Selling a business to private equity can be a complex process, and entrepreneurs often overlook crucial steps that can impact the success of the deal. In this article, we interview experienced private equity partners to uncover the common pitfalls business owners face when preparing for a sale. From insufficient financial documentation and inadequate management teams to failing to address potential red flags, these strategic investors highlight what entrepreneurs often neglect and offer actionable advice to help sellers avoid costly mistakes and maximize their company’s value in the eyes of other investors.
Explore our other articles in this series of roundtable discussions with private equity investors:
- The Signs Private Equity Looks for When It’s Time to Sell a Business
- How Private Equity Prepares a Business for Sale to Ensure a Smooth Deal Process
- How Private Equity Determines If a Company Is Prepared to be a Platform Investment
- Private Equity’s Advice to Business Owners Selling Their Company
Meet the Panel of Private Equity Partners
The following responses have been edited for concision and clarity.
Sean McNally
Not enough owners take the time to understand what they’re trying to achieve and what they’re looking for in a partner. There are many private equity firms—each with different angles and value-adds. Once you start a sale process, it gains its own momentum, making it harder to steer. If you have clarity on your goals and values, it will help you navigate the process and make informed decisions.
Brandon Muirhead
One thing that can be hard to anticipate is the type of partner you’re looking for. Private equity can vary drastically—from firms that just provide capital and check in quarterly, to those firms that become deeply involved in operations. It’s important to decide in advance what kind of partnership you want. Do you want someone hands-on? Or someone who just provides capital for growth? Knowing that early helps when weighing potential buyers or partners—it may even be more important than taking the highest offer.
Ryan Anderson
Too often, entrepreneurs don’t think about the buyer’s perspective. Buyers want to know who’s going to be around for the next five years, so it’s important to build depth in the management team.
Entrepreneurs also need to make sure their projections are realistic and that investments have been made to set up the buyer for success. A reputation for selling businesses that fail post-sale is not something any private equity firm wants.
Brendan Forghani
Sometimes entrepreneurs try to handle too much internally, which can slow things down. Hiring the right advisors can be really helpful.

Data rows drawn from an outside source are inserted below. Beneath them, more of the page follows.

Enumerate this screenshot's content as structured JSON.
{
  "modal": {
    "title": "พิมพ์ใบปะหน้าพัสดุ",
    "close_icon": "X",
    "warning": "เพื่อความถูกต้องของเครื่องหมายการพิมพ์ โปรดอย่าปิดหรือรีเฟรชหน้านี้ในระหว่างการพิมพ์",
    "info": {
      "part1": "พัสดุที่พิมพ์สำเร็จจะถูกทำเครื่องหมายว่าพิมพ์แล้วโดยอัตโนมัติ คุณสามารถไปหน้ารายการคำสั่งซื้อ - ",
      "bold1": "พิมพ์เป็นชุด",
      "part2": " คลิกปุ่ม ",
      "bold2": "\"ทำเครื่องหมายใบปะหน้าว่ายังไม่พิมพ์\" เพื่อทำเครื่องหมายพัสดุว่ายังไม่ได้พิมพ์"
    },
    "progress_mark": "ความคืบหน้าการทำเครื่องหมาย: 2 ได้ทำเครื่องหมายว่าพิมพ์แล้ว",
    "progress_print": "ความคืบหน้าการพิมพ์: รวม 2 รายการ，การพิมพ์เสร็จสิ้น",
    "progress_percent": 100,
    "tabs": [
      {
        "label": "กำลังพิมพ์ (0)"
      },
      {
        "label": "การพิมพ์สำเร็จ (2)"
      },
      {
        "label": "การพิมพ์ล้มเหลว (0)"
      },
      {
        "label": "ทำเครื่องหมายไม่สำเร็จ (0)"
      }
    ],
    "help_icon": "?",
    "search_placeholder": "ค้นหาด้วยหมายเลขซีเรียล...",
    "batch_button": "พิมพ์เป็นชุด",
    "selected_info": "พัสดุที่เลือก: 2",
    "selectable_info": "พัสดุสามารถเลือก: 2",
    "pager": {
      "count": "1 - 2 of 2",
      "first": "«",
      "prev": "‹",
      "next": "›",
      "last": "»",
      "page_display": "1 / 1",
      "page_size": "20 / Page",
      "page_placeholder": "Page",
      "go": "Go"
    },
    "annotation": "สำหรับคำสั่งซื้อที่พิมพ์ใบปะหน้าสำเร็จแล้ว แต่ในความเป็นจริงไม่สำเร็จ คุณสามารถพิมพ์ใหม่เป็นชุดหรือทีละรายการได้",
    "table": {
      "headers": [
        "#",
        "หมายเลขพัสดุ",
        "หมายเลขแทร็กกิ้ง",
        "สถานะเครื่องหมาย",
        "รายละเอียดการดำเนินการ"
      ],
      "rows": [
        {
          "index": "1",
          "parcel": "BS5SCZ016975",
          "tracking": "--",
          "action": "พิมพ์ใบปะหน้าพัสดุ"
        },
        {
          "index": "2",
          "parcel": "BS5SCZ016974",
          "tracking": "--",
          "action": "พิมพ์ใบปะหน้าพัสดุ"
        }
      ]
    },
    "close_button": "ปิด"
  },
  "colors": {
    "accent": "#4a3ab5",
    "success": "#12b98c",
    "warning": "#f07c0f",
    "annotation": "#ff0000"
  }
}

More generally, I’d advise keeping an open mind about the type of deal and partner you’re looking for. Often, entrepreneurs end up going down a different path than they initially envisioned—whether that’s a majority deal turning into a minority deal or vice versa. Staying flexible is key.
Also, it’s not just about making sure your finances are in order—legal documents, contracts, employee agreements, and litigation issues are equally important. Legal matters can come to light late in the process and slow things down, so having that sorted early is wise. Be mindful of decisions you’re making leading up to a sale—some things, like renewing contracts, may be better done with the new partner.
Erik Dykema
In addition to the Quality of Earnings (QoE) and legal representation, it’s crucial for business owners to have realistic expectations about the value of their company. The valuation environment from a few years ago, when the sky was the limit, isn’t the reality today. It’s important to understand what’s achievable in the current market and not to get caught up in what might have been possible in the past.